O grito que não alarma.

6,0

É interessante parar e pensar que, nos primórdios da história da humanidade, o Egito tenha sido uma potência mundial e uma nação à frente de seu tempo, enquanto hoje se resume a um local em constante decadência econômica, religiosa e social. A revolução que abalou o país em janeiro de 2011 só fez lembrar ao resto do mundo que ele ainda existe, e está pior do que nunca – não apenas por questões governamentais, mas principalmente por anos de repressão ao povo, em especial às mulheres, sob o cego e muitas vezes cruel regime muçulmano. Sentindo a pressão aumentar a cada dia à sua volta, o cineasta Mohamed Diab previu que cedo ou tarde uma revolta estouraria por lá, e antes mesmo da revolução começar, ele já estava rodando um filme sobre os abusos que toda mulher egípcia tem de enfrentar diariamente, e aproveitou o destaque negativo que o país ganhou nos últimos tempos para lançar sua produção no mercado ocidental.

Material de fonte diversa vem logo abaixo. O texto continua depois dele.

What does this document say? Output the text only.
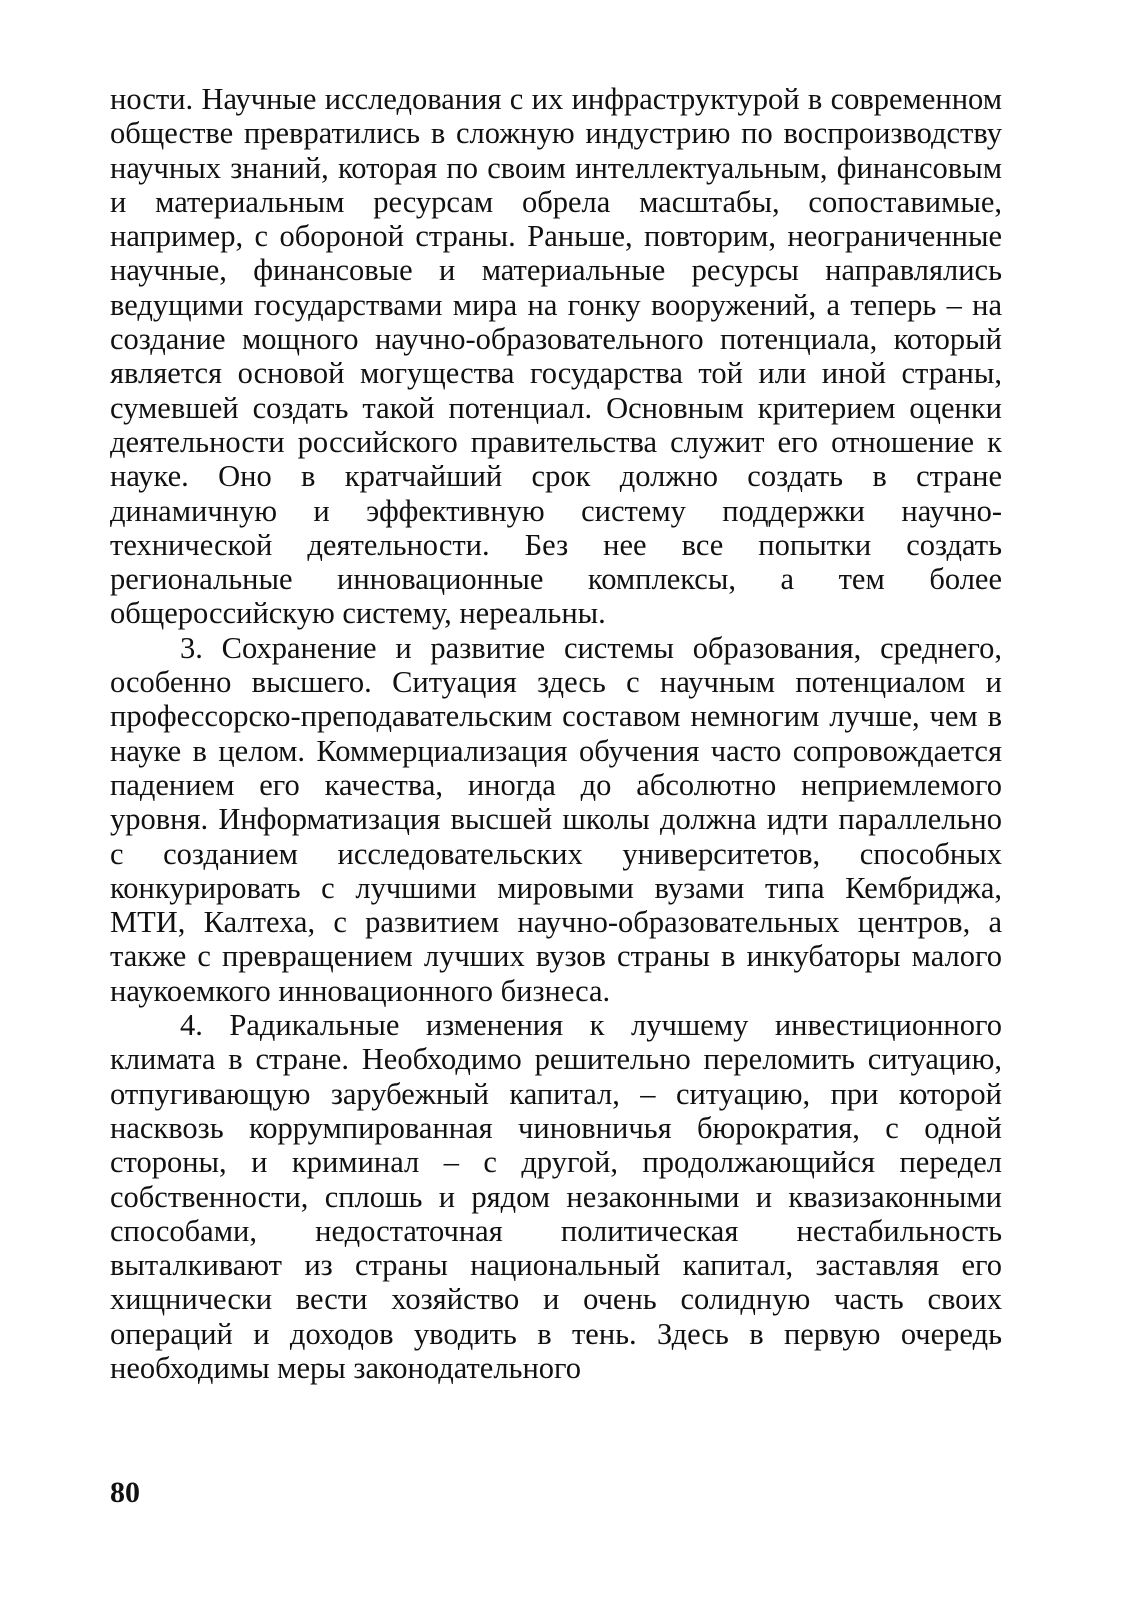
ности. Научные исследования с их инфраструктурой в современном обществе превратились в сложную индустрию по воспроизводству научных знаний, которая по своим интеллектуальным, финансовым и материальным ресурсам обрела масштабы, сопоставимые, например, с обороной страны. Раньше, повторим, неограниченные научные, финансовые и материальные ресурсы направлялись ведущими государствами мира на гонку вооружений, а теперь – на создание мощного научно-образовательного потенциала, который является основой могущества государства той или иной страны, сумевшей создать такой потенциал. Основным критерием оценки деятельности российского правительства служит его отношение к науке. Оно в кратчайший срок должно создать в стране динамичную и эффективную систему поддержки научно-технической деятельности. Без нее все попытки создать региональные инновационные комплексы, а тем более общероссийскую систему, нереальны.

3. Сохранение и развитие системы образования, среднего, особенно высшего. Ситуация здесь с научным потенциалом и профессорско-преподавательским составом немногим лучше, чем в науке в целом. Коммерциализация обучения часто сопровождается падением его качества, иногда до абсолютно неприемлемого уровня. Информатизация высшей школы должна идти параллельно с созданием исследовательских университетов, способных конкурировать с лучшими мировыми вузами типа Кембриджа, МТИ, Калтеха, с развитием научно-образовательных центров, а также с превращением лучших вузов страны в инкубаторы малого наукоемкого инновационного бизнеса.

4. Радикальные изменения к лучшему инвестиционного климата в стране. Необходимо решительно переломить ситуацию, отпугивающую зарубежный капитал, – ситуацию, при которой насквозь коррумпированная чиновничья бюрократия, с одной стороны, и криминал – с другой, продолжающийся передел собственности, сплошь и рядом незаконными и квазизаконными способами, недостаточная политическая нестабильность выталкивают из страны национальный капитал, заставляя его хищнически вести хозяйство и очень солидную часть своих операций и доходов уводить в тень. Здесь в первую очередь необходимы меры законодательного

80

Em Cairo 678 (678, 2010) temos três histórias sobre três mulheres de diferentes classes sociais e formações no Egito moderno, que sofrem constantemente com algum tipo de abuso. Seba (Nelly Karim) é violentada durante um jogo de futebol e decide depois disso se tornar uma ativista em prol dos direitos femininos; Fayza (Bushra Rozza) é uma dona de casa submissa às leis do país, mas que todo dia é molestada dentro de um ônibus por diversos homens; e Nelly (Nahed El Sebaï) é uma moça ainda jovem, noiva de um bom rapaz, que decide ir à justiça para processar um caso de assédio sexual. Com o desenrolar de cada uma dessas tramas, cada personagem tomará um rumo próprio para lidar com seus problemas.

O filme apresenta, a partir dessas três personagens, algumas “soluções” que podem ser tomadas quando uma mulher é abusada. Seba recorre à ideia de superação, e decide usar seu exemplo como alerta para outras moças; Nelly acredita que pelos tramites legais conseguirá fazer justiça; e Fayza acaba perdendo o controle e ataca com uma faca todos os homens que se aproximam com más intenções.

Apesar de interessante essa ideia de apresentar diferentes reações diante de um mesmo problema, Diab em momento algum usa isso com algum objetivo prático. É como se ele não defendesse nenhuma das alternativas e apenas as apresentasse, se mostrando indiferente a um tema que implora pela a atenção de todos. Em vista disso, paira no ar uma sensação incômoda de que nem o próprio diretor se conscientizou da situação das suas personagens. Seria a violência de Fayza a solução definitiva? Ou a luta pela moral e ética de Seba o caminho correto a seguir? Vale a pena lutar pelos seus direitos, assim como Nelly, em um país dominado pela injustiça? Nenhuma dessas questões levantadas é satisfatoriamente resolvida.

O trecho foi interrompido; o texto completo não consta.